Here are some other resolutions I'd make if there were any chance of them being achieveable:

- grow more bottom eyelashes (just to be clear - that's eyelashes on my bottom eyelids, not eyelashes on my bottom). I swear I used to have them. Now they're mostly gone. Oh how I wish everytime I'd brushed an eyelash off my cheek in irritation I'd stored it in some dainty little eyelash box so it could be transplanted now that I need replacements.

-learn to speak German. This just aint happening. Mads officially understands way more than me. And she loves to correct my pronunciation. Show-off kid.

Ugg Love

OK, so I have to admit I've owned ugg boots before. Growing up in Ringwood it was practically manditory. The thing I remember about them most was that if you walked more than a few hundred metres in them your feet began to melt from overheating. And I remember that they became smelly quickly. It was only later that I realised they were also deeply unfashionable and something you should probably not admit to ever having owned.
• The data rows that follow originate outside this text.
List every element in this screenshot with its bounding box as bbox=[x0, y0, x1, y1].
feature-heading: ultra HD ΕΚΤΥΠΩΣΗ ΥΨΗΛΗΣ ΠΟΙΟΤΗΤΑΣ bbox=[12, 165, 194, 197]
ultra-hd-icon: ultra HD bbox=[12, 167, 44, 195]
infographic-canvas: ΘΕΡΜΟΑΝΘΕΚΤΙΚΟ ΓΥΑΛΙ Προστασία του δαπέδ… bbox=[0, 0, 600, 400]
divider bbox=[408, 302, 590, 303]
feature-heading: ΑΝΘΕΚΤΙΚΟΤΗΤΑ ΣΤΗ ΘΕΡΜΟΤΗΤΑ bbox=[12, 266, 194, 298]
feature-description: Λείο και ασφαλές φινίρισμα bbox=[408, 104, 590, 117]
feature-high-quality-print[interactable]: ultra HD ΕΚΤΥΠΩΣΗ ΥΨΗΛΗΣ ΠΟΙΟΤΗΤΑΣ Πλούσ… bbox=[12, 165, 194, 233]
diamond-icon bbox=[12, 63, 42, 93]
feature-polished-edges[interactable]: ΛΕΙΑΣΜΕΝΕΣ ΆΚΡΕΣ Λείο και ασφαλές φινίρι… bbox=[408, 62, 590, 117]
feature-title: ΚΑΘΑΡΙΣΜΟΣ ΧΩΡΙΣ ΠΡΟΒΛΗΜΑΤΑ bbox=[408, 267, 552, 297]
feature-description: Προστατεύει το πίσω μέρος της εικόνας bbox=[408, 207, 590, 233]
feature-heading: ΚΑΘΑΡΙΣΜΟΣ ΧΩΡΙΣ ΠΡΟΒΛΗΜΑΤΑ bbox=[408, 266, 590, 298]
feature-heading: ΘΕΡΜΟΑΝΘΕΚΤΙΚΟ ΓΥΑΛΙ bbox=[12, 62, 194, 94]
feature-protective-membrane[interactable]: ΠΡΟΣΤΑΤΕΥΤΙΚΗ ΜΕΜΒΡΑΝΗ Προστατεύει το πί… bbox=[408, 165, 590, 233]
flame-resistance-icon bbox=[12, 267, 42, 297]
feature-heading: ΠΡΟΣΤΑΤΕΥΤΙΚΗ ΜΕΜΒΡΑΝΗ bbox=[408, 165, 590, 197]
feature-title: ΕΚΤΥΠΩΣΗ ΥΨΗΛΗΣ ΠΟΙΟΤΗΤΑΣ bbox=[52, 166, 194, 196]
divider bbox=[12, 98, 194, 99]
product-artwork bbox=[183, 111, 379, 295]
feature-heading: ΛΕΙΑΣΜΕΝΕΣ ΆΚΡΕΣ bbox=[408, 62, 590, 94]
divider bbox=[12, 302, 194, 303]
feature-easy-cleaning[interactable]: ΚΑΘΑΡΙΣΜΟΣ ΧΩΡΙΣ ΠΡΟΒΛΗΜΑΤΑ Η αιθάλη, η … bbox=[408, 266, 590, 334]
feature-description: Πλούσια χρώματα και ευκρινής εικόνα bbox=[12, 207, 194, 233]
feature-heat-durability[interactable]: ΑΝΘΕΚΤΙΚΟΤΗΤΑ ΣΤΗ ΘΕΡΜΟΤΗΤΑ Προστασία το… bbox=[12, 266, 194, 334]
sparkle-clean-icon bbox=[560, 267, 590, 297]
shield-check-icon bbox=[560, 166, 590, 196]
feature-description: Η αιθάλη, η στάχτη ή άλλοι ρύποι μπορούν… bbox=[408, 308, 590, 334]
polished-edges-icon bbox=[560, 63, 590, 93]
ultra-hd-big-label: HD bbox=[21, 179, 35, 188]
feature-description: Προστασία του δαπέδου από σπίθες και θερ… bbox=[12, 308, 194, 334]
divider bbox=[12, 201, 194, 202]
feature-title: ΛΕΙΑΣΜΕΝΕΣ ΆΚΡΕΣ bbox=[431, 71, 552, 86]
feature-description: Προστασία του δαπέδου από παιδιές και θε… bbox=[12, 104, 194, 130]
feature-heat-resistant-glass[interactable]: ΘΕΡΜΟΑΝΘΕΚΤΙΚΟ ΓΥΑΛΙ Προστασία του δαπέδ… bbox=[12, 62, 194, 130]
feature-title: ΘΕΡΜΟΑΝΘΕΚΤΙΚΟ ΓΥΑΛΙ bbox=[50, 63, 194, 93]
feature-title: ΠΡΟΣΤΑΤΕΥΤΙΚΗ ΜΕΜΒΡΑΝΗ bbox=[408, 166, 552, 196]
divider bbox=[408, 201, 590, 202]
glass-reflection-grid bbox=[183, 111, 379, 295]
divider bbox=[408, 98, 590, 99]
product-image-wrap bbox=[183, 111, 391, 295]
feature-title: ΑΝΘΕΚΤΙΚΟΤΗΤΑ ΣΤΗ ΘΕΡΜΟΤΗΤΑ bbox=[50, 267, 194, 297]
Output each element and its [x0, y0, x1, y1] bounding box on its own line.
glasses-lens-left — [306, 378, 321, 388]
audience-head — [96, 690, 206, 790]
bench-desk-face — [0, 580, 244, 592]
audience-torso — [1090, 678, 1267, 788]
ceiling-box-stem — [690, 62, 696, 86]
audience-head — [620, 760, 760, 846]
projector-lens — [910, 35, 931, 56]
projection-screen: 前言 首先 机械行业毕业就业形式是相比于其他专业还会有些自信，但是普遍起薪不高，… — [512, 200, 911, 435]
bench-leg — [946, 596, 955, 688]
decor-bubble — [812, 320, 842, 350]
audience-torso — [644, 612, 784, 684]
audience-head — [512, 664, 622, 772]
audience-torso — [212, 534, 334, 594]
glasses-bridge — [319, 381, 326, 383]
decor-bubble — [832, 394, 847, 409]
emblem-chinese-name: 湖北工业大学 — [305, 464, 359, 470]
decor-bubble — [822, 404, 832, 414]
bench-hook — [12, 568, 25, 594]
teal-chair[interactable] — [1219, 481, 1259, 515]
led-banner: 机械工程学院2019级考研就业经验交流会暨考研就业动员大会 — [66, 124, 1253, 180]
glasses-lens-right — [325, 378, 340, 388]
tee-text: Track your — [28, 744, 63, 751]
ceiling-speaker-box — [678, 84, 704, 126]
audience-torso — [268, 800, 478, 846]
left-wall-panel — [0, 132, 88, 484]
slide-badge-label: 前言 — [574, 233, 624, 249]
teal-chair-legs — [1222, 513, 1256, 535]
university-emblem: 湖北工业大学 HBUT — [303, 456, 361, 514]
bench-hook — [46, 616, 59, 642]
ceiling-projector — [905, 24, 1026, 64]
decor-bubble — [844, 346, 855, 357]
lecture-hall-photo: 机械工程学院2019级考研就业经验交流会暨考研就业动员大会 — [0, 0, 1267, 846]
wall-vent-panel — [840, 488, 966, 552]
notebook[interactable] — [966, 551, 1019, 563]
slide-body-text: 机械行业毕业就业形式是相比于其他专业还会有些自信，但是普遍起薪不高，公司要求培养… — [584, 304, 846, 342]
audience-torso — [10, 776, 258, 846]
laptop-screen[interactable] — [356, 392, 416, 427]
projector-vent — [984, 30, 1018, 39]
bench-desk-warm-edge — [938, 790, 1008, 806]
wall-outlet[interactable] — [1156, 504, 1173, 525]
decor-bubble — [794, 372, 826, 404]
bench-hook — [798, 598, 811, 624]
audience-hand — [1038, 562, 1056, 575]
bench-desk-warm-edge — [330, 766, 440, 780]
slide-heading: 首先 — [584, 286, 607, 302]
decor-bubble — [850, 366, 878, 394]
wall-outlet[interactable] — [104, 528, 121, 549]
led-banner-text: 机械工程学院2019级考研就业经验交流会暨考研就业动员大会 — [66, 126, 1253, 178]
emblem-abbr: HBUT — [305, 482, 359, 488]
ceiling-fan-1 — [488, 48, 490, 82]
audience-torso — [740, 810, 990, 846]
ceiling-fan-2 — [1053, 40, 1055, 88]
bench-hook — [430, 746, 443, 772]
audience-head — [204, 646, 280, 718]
So at first I was quite surprised to see the popularity of ugg boots in Frankfurt - especially on otherwise stylishly dressed women. Someone told me it was because Posh Spice wore some once, but I haven't been able to find any photographic evidence of this. And then as the temperature began to drop I began finding myself looking at the uggs around me with a certain amount of envy. The ugg wearers looked comfy. They weren't hoping from one foot to the other in an agitated fashion. They seemed at ease with the ugliness of their footwear. I found myself examining at a pair in a shop. Do you know how much ugg boots cost here? Anywhere between 160 euros to 300 euros. Go and currency-convert that and truly your ghast will be flabbered.

Things sped up after that. There was a quick email to the Parental Unit,which set in motion a trip to the Vic market. Then lo - I had acquired myself a Christmas present. 75 Aussie bucks thanks very much. Stubbie holder thrown in for free.

At first I promised myself that my uggs would only take me to the local park and the swimming pool - nowhere else. But then I found myself conveniently forgetting I had them on and heading to the supermarket in them. And then to the further-away supermarket. Then one day I thought 'stuff it, I'm going to kindy in them,' and that's what I did, although I could see the teachers staring ('there goes that weird foriegn mother in her 300 euro shoes'). And you know what? It felt great. My toes were so snuggly and happy that I stopped caring. Warm feet = happiness. I smiled smugly at anyone who stared. Yes, they're ugg boots. They feel good. Stuff you. The day we went tobogganing and mum was practically crying from the coldness of her toes confirmed my ugg love because my feet were fine.

So now I wear them everywhere. And they don't even stink yet.